Hello fellow Kate Briggs readers! We are about to begin Part 2 of the #KateBriggs24 project, which involves reading the books below.
Here is more information about them:
A Table Made Again for the First Time: On Kate Briggs’s This Little Art. This book is a collection of essays and interviews on translation and on Briggs’s work, including an interview with Briggs herself.
Entertaining Ideas (The Long View) by Kate Briggs. From the publisher’s website: this book is “an effort to perform a ‘good reading’ of Elizabeth Jane Howard’s The Long View (1956), and to think about what a ‘good’ short reading of a long novel might mean, what it might look like or read like.”
The Long View by Elizabeth Jane Howard. This novel is the source of inspiration for Entertaining Ideas; it “presents a revealing portrait of a marriage -- that of Antonia and Conrad Fleming. Told through Antonia's eyes, it is a gut-wrenching and extraordinary look at marriage -- both from the outside in and from present to pass.”
As always, feel free to join us for all or part of Part 2, and if you’d prefer to wait for Part 3, which will involve The Long Form and How to Live Together, that’s great too.
Schedule
Here’s the first two weeks of our Part 2 schedule, which includes the entirety of A Table Made Again for the First Time.
Resources and Recommendations
There’s a new interview with Kate Briggs available! Lauren Goldenberg interviewed Briggs for Words Without Borders. It’s a wide-ranging conversation about her two books and connections between translation and parenting.

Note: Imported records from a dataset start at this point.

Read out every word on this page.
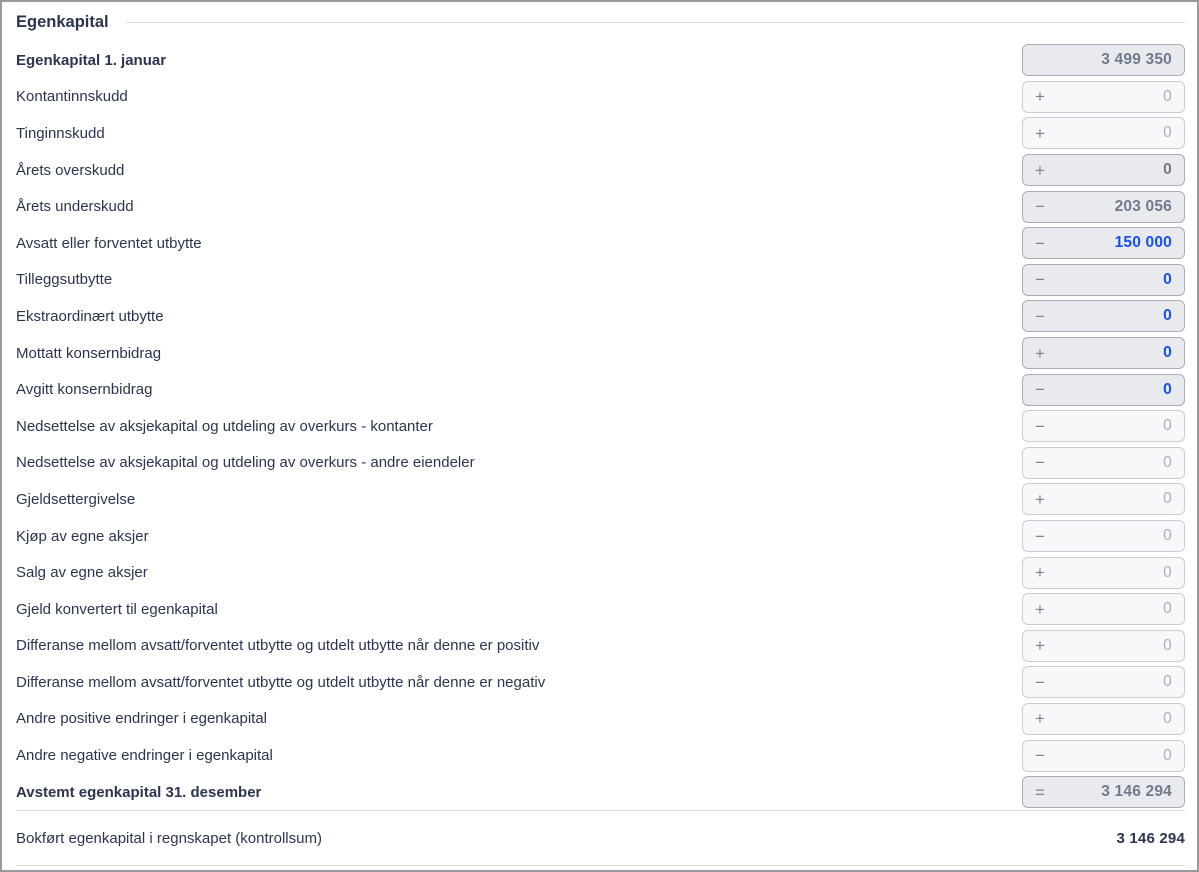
Egenkapital
Egenkapital 1. januar	3 499 350
Kontantinnskudd	+	0
Tinginnskudd	+	0
Årets overskudd	+	0
Årets underskudd	−	203 056
Avsatt eller forventet utbytte	−	150 000
Tilleggsutbytte	−	0
Ekstraordinært utbytte	−	0
Mottatt konsernbidrag	+	0
Avgitt konsernbidrag	−	0
Nedsettelse av aksjekapital og utdeling av overkurs - kontanter	−	0
Nedsettelse av aksjekapital og utdeling av overkurs - andre eiendeler	−	0
Gjeldsettergivelse	+	0
Kjøp av egne aksjer	−	0
Salg av egne aksjer	+	0
Gjeld konvertert til egenkapital	+	0
Differanse mellom avsatt/forventet utbytte og utdelt utbytte når denne er positiv	+	0
Differanse mellom avsatt/forventet utbytte og utdelt utbytte når denne er negativ	−	0
Andre positive endringer i egenkapital	+	0
Andre negative endringer i egenkapital	−	0
Avstemt egenkapital 31. desember	=	3 146 294
Bokført egenkapital i regnskapet (kontrollsum)	3 146 294
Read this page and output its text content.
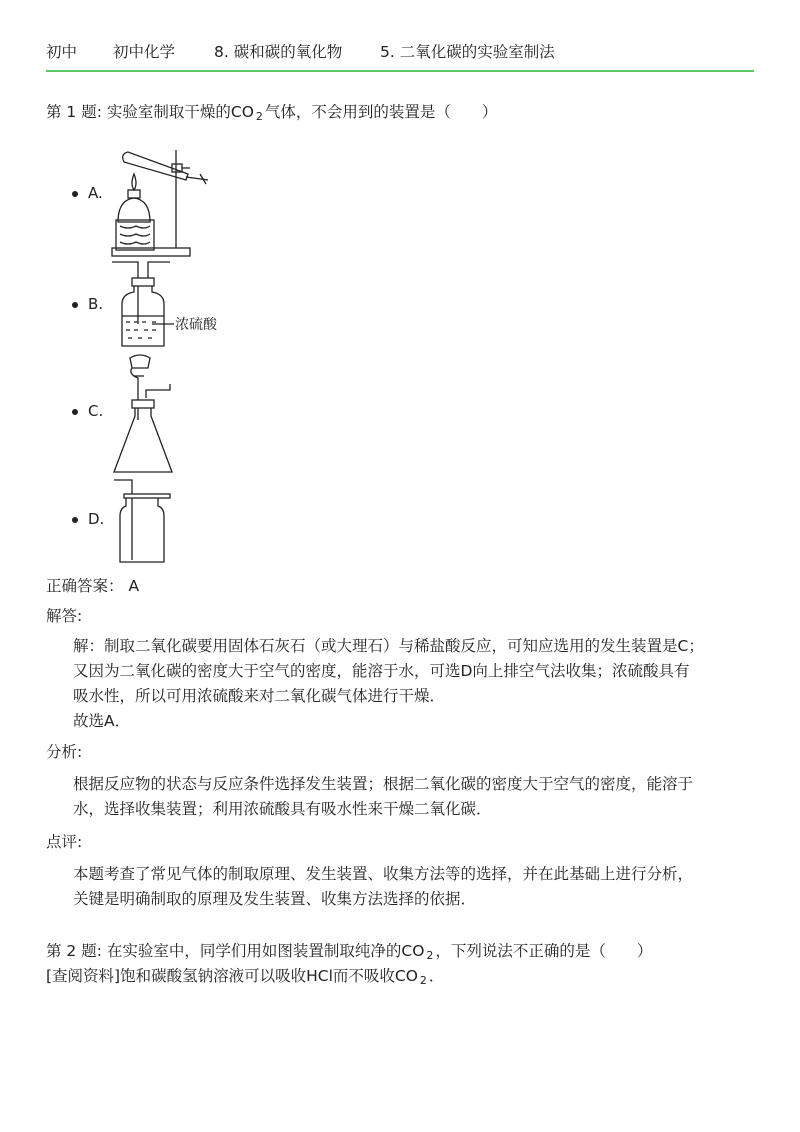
初中 初中化学	8. 碳和碳的氧化物 5. 二氧化碳的实验室制法
第 1 题: 实验室制取干燥的CO $_2$ 气体，不会用到的装置是（　　）
A.
B.
浓硫酸
C.
D.
正确答案： A
解答:
解：制取二氧化碳要用固体石灰石（或大理石）与稀盐酸反应，可知应选用的发生装置是C；
又因为二氧化碳的密度大于空气的密度，能溶于水，可选D向上排空气法收集；浓硫酸具有
吸水性，所以可用浓硫酸来对二氧化碳气体进行干燥．
故选A．
分析:
根据反应物的状态与反应条件选择发生装置；根据二氧化碳的密度大于空气的密度，能溶于
水，选择收集装置；利用浓硫酸具有吸水性来干燥二氧化碳．
点评:
本题考查了常见气体的制取原理、发生装置、收集方法等的选择，并在此基础上进行分析，
关键是明确制取的原理及发生装置、收集方法选择的依据．
第 2 题: 在实验室中，同学们用如图装置制取纯净的CO $_2$ ，下列说法不正确的是（　　）
[查阅资料]饱和碳酸氢钠溶液可以吸收HCl而不吸收CO $_2$ ．
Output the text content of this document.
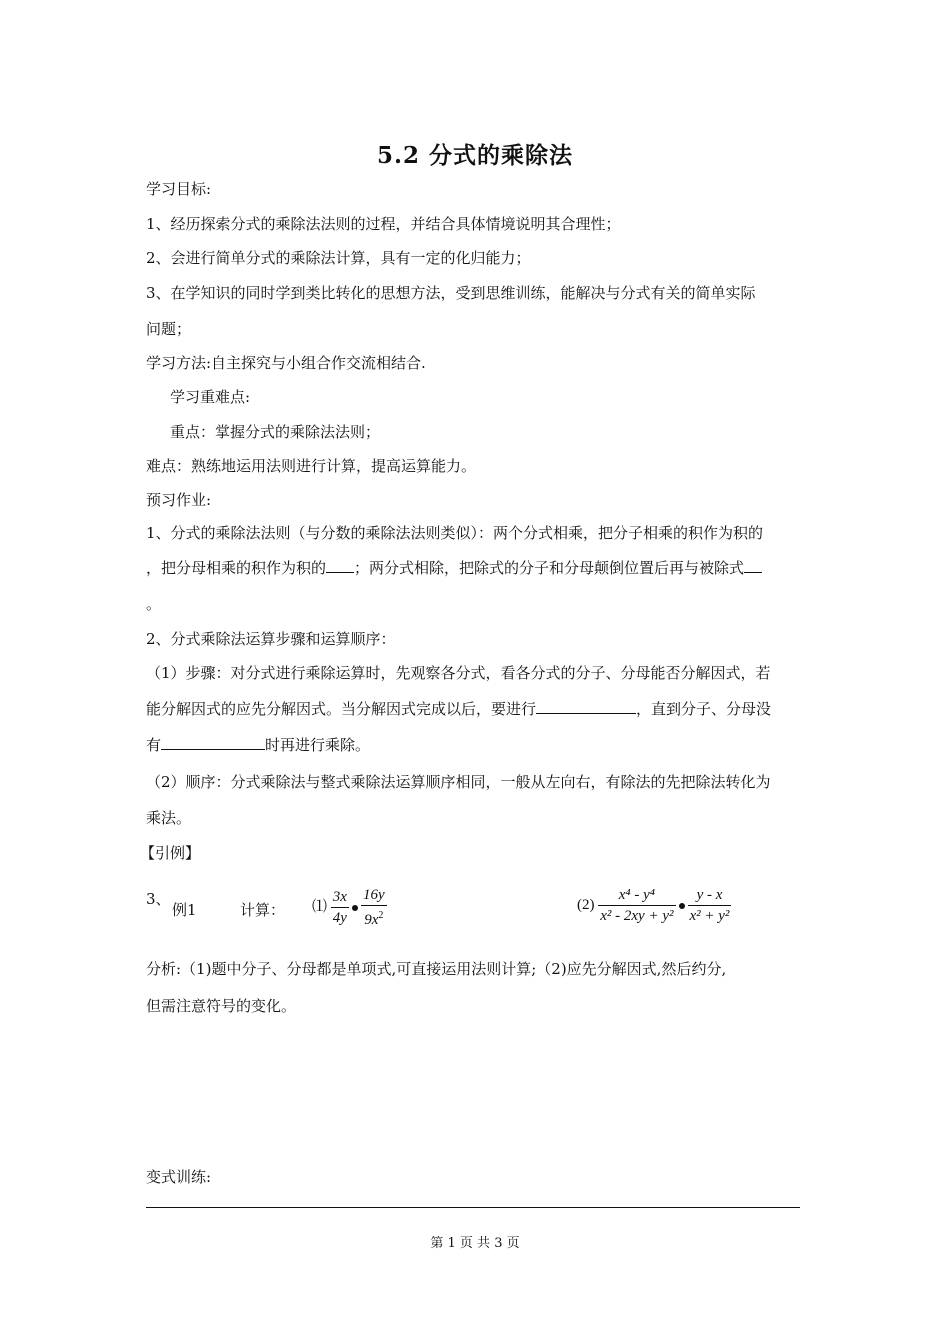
5.2 分式的乘除法
学习目标:
1、经历探索分式的乘除法法则的过程，并结合具体情境说明其合理性；
2、会进行简单分式的乘除法计算，具有一定的化归能力；
3、在学知识的同时学到类比转化的思想方法，受到思维训练，能解决与分式有关的简单实际
问题；
学习方法:自主探究与小组合作交流相结合.
学习重难点:
重点：掌握分式的乘除法法则；
难点：熟练地运用法则进行计算，提高运算能力。
预习作业:
1、分式的乘除法法则（与分数的乘除法法则类似）：两个分式相乘，把分子相乘的积作为积的
，把分母相乘的积作为积的 ；两分式相除，把除式的分子和分母颠倒位置后再与被除式
。
2、分式乘除法运算步骤和运算顺序：
（1）步骤：对分式进行乘除运算时，先观察各分式，看各分式的分子、分母能否分解因式，若
能分解因式的应先分解因式。当分解因式完成以后，要进行	，直到分子、分母没
有	时再进行乘除。
（2）顺序：分式乘除法与整式乘除法运算顺序相同，一般从左向右，有除法的先把除法转化为
乘法。
【引例】
3、
例1	计算： ⑴ $\frac{3x}{4y} \frac{16y}{9x^2}$	$(2) \frac{\text{x⁴ - y⁴}}{\text{x² - 2xy + y²}} \frac{y - x}{\text{x² + y²}}$
分析:（1)题中分子、分母都是单项式,可直接运用法则计算;（2)应先分解因式,然后约分,
但需注意符号的变化。
变式训练:
第 1 页 共 3 页
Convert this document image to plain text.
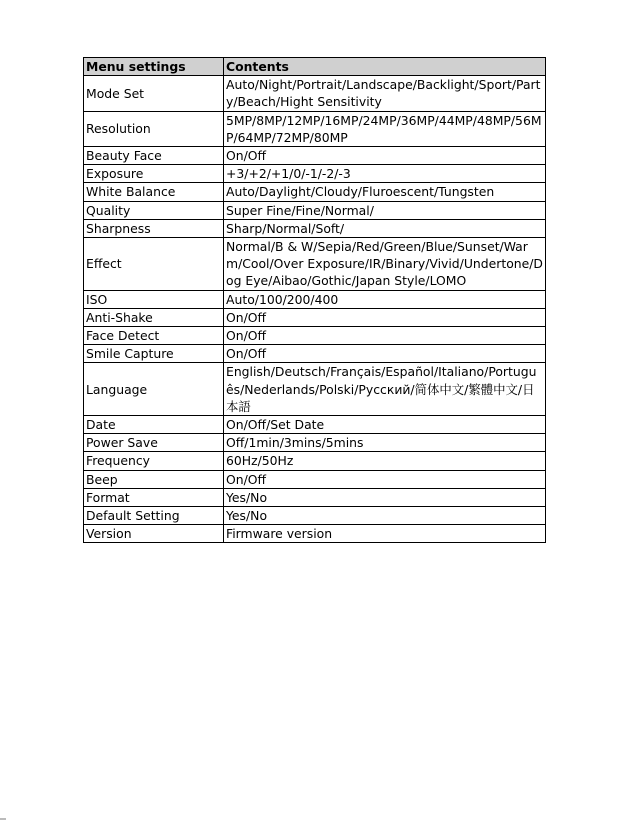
Menu settings	Contents
Mode Set	Auto/Night/Portrait/Landscape/Backlight/Sport/Party/Beach/Hight Sensitivity
Resolution	5MP/8MP/12MP/16MP/24MP/36MP/44MP/48MP/56MP/64MP/72MP/80MP
Beauty Face	On/Off
Exposure	+3/+2/+1/0/-1/-2/-3
White Balance	Auto/Daylight/Cloudy/Fluroescent/Tungsten
Quality	Super Fine/Fine/Normal/
Sharpness	Sharp/Normal/Soft/
Effect	Normal/B & W/Sepia/Red/Green/Blue/Sunset/Warm/Cool/Over Exposure/IR/Binary/Vivid/Undertone/Dog Eye/Aibao/Gothic/Japan Style/LOMO
ISO	Auto/100/200/400
Anti-Shake	On/Off
Face Detect	On/Off
Smile Capture	On/Off
Language	English/Deutsch/Français/Español/Italiano/Português/Nederlands/Polski/Русский/简体中文/繁體中文/日本語
Date	On/Off/Set Date
Power Save	Off/1min/3mins/5mins
Frequency	60Hz/50Hz
Beep	On/Off
Format	Yes/No
Default Setting	Yes/No
Version	Firmware version
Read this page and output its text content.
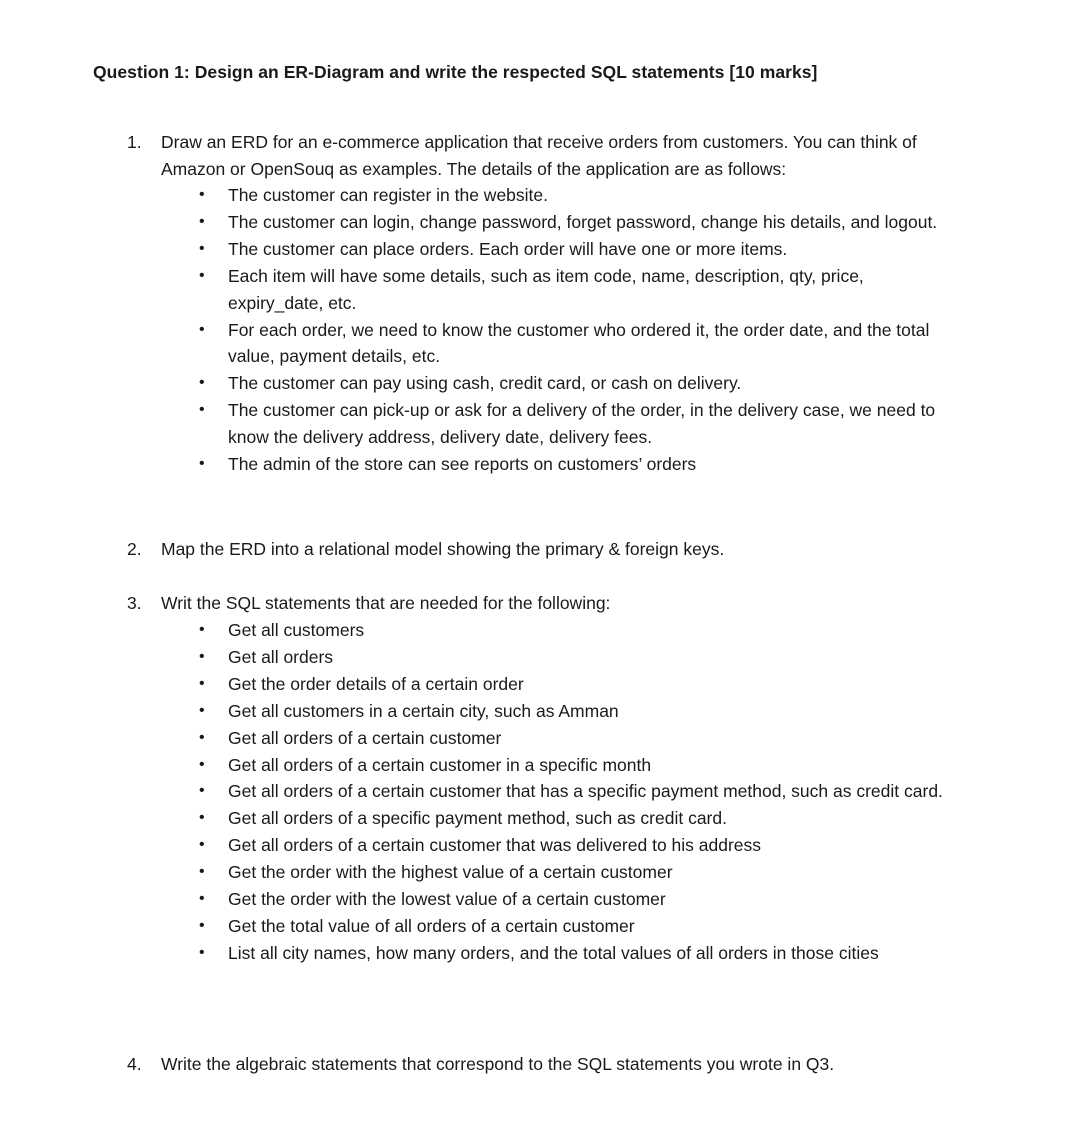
Question 1: Design an ER-Diagram and write the respected SQL statements [10 marks]
1. Draw an ERD for an e-commerce application that receive orders from customers. You can think of Amazon or OpenSouq as examples. The details of the application are as follows:
• The customer can register in the website.
• The customer can login, change password, forget password, change his details, and logout.
• The customer can place orders. Each order will have one or more items.
• Each item will have some details, such as item code, name, description, qty, price, expiry_date, etc.
• For each order, we need to know the customer who ordered it, the order date, and the total value, payment details, etc.
• The customer can pay using cash, credit card, or cash on delivery.
• The customer can pick-up or ask for a delivery of the order, in the delivery case, we need to know the delivery address, delivery date, delivery fees.
• The admin of the store can see reports on customers’ orders
2. Map the ERD into a relational model showing the primary & foreign keys.
3. Writ the SQL statements that are needed for the following:
• Get all customers
• Get all orders
• Get the order details of a certain order
• Get all customers in a certain city, such as Amman
• Get all orders of a certain customer
• Get all orders of a certain customer in a specific month
• Get all orders of a certain customer that has a specific payment method, such as credit card.
• Get all orders of a specific payment method, such as credit card.
• Get all orders of a certain customer that was delivered to his address
• Get the order with the highest value of a certain customer
• Get the order with the lowest value of a certain customer
• Get the total value of all orders of a certain customer
• List all city names, how many orders, and the total values of all orders in those cities
4. Write the algebraic statements that correspond to the SQL statements you wrote in Q3.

Kim’s website as a wealth of information and links about Briggs and her writing, and you can find the full Part 2 reading schedule there.
Dr. Andrew McInnes recommends Jennifer Croft’s novel Extinction for Kate Briggs readers:
If you’ve read this novel, let us know what you think!
That’s all for now — thank you all for your company and your comments!
Rebecca and Kim
A few favorite quotations from the first "collective discussion" with Kate Briggs in A TABLE MADE AGAIN FOR THE FIRST TIME, all quotations from Briggs herself:
"I have always found this idea that we can talk about translation in general quite problematic, since translation is always a relation: to talk about it means talking about more than one language, more than one situation, different bodies of work, different bodies of people. And these relations that are each time produced are sort of unreproducible, certainly ungeneralisable."
"What is not relevant to translation? What would not be pertinent to a discussion about translation? Translation raises questions about identity, repetition, representation, reproduction, responsibility, ethics, politics--it's life!"
In TLA, "I was trying to make an argument, to pursue a set of questions with the kind of narrative tension, and energy, and attentiveness to questions of pace that you tend to find in other kinds of writing -- novels, for example. I think it's very easy to say things fast about translation, too fast -- so fast they sound easy, or simple, and I wanted to do the opposite. I wanted to slow down and unpack and take the time to thick [think?] around apparently obvious truth until it doesn't sound obvious anymore."
"I did want to extend, in my own way, something of what [Barthes] was doing in his lectures, which were speculative, and vulnerable, and open to and actively responsive to the audience. I don't mind wobbling, or my conclusions feeling provisional. I was trying to make a space where the complexities and all the nuances of this practice could finally appear."
"And what I found deeply inspiring about the courses was how Barthes starts by saying: I will not repress the subject that I am. This is where I am speaking from."